The New York Public Library may have hit the point right on target with its launch of Biblion: The Boundless Library which is an upcoming free iPad app and website that allows readers to "chart their own journeys through NYPL's collections". In it participants will map new ways of reading in an "immersive magazine experience" that will tie images, text, film, audio and more with online communities "to create new storytelling possibilities".
This sort of interactive, community-centric digital reading approach is also one some publishers are advocating. Hachette, Penguin, Simon & Schuster have partnered with AOL for the launch of Bookish, which paidContent.org calls "an editorially independent platform for discovery and sales". Announced on 6 May, Bookish purports to offer a personalised experience that connects readers with authors and recommended reading through editorial features, unique tools and more.
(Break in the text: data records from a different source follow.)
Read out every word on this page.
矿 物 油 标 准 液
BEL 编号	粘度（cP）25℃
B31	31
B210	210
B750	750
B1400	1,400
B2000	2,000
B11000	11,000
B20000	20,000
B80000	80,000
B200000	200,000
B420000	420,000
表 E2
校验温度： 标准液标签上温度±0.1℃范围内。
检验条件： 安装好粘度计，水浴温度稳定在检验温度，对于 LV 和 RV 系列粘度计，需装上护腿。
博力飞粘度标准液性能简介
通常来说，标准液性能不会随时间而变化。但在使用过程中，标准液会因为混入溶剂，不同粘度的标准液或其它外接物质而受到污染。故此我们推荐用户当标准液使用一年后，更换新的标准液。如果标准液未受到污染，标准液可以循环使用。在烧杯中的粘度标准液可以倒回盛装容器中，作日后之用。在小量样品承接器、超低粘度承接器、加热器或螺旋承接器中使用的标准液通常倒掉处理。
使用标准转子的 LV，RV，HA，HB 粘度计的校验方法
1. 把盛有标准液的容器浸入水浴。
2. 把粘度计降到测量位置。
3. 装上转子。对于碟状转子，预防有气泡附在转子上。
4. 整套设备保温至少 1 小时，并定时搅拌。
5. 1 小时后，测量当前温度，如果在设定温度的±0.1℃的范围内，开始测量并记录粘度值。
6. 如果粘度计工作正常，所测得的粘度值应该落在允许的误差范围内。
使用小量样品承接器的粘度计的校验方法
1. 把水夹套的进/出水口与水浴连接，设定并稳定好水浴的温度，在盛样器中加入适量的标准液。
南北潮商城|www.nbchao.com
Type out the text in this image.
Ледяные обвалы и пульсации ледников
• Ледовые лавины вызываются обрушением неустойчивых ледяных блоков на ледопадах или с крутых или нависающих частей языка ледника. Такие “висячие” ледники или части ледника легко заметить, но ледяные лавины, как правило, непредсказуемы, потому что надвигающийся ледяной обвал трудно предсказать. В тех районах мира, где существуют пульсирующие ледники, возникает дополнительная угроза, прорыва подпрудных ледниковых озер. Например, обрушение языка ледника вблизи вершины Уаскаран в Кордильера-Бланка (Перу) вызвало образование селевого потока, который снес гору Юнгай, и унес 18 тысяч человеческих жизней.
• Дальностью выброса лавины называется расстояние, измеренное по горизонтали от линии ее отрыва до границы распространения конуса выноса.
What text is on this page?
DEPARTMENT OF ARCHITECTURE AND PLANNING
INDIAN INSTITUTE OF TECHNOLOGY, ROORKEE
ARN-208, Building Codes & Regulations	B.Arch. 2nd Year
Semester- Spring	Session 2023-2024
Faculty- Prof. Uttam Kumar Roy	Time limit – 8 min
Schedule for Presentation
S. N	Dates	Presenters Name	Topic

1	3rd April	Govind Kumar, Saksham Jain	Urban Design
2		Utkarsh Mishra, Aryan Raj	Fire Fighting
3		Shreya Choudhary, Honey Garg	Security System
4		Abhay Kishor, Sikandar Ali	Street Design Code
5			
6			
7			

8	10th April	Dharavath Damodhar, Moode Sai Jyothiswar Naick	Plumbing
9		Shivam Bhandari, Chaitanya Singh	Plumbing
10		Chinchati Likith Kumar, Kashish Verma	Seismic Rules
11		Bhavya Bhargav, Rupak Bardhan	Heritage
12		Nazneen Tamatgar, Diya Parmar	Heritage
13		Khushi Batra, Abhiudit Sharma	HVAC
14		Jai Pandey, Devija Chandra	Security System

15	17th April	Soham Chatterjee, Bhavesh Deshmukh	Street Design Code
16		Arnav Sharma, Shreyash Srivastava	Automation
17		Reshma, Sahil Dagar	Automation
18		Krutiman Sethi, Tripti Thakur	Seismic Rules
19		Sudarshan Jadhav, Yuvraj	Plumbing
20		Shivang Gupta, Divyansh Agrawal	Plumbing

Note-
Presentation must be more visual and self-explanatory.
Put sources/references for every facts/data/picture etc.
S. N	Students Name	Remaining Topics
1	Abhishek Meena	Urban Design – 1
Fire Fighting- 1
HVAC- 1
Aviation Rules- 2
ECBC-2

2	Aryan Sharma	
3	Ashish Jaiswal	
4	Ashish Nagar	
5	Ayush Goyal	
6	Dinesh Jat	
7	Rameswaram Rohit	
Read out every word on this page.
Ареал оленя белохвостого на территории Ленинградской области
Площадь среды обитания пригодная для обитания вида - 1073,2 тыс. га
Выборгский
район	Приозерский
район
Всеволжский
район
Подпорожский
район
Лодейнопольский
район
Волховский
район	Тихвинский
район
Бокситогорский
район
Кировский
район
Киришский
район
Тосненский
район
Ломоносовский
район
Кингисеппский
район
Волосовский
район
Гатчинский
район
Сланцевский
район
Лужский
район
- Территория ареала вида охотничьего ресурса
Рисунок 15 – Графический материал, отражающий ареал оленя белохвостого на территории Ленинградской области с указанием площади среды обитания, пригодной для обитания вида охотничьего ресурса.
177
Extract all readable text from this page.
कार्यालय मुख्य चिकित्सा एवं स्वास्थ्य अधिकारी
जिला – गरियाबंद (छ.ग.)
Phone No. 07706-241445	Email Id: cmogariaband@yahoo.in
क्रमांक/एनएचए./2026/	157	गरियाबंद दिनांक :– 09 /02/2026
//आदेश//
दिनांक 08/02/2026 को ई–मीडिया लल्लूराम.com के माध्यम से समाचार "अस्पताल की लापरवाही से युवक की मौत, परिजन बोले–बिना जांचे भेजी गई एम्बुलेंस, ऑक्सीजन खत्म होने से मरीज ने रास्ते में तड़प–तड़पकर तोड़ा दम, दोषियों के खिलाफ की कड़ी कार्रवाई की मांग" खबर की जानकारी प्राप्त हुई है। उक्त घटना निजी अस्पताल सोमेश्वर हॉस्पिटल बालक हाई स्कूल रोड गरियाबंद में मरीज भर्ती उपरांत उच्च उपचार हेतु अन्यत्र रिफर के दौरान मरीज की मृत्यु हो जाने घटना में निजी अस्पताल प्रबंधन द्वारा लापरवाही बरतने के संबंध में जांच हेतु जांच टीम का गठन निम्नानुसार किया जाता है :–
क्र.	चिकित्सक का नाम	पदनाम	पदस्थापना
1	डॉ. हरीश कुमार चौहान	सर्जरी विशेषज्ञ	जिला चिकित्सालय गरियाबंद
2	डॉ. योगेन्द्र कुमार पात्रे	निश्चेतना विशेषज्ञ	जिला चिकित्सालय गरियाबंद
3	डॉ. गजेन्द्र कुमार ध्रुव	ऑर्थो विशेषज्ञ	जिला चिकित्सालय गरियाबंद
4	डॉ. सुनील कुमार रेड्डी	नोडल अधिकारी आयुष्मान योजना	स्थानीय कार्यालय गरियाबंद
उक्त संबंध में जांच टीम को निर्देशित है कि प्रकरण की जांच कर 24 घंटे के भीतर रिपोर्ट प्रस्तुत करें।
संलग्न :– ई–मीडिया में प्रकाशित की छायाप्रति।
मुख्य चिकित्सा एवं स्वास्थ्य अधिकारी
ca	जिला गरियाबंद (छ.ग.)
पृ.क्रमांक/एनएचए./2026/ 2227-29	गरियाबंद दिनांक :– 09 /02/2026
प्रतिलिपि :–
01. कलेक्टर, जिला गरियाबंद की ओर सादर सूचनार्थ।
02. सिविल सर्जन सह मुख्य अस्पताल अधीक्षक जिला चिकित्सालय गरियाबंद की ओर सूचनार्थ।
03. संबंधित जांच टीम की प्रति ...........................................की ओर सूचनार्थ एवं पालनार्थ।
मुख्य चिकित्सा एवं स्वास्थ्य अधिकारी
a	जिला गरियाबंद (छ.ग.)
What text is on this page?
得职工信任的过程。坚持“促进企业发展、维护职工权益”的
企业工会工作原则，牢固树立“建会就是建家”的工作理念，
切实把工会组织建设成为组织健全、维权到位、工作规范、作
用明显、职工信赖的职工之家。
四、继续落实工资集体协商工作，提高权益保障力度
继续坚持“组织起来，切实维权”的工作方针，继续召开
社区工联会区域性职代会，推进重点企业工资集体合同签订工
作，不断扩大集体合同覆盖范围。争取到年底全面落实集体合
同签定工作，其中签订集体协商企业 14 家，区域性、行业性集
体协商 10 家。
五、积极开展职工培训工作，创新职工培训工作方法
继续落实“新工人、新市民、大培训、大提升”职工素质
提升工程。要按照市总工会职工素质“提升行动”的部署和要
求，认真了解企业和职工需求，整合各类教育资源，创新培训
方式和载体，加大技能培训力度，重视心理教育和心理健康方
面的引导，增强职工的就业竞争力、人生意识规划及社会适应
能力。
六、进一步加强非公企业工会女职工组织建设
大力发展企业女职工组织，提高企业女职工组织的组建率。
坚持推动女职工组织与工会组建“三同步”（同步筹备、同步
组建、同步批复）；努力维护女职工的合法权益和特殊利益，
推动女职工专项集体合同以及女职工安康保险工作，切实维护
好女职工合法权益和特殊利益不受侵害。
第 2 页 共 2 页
While Godin might be right when he suggests that eventually the cost of eBooks and eReaders will drop precipitously, one does wonder how − as he suggests − the cost of both "razors and blades" can fall so low that there won't be a demand for free book distribution any longer. (How is it authors will be paid and publishers will have the revenue to produce books?)
For now, at least, there are certainly markets in which reader demand for library eBooks is great, as the recent announcement that Library Journal will accept romance e-originals for review suggests. There is also much demand in academic and scholarly circles for more flexible eReading business models, as demonstrated by the AIP making its content available on the AcademicPub Platform and, of course, great consumer demand for more eBook content, as Penny Crossland discussed in her LiveWire post "eBooks and eContent − where are we now?"
However what Godin is certainly correct about is that there will remain an need for the librarian as "a data hound, a guide, a sherpa and a teacher ... the interface between reams of data and the untrained but motivated user". Undoubtedly, the role of information professionals is evolving. However, as eReading becomes increasingly socially mediated and reader-centric, the fundamental role of library and librarian as the centre of information communities is one where all signs point to growth.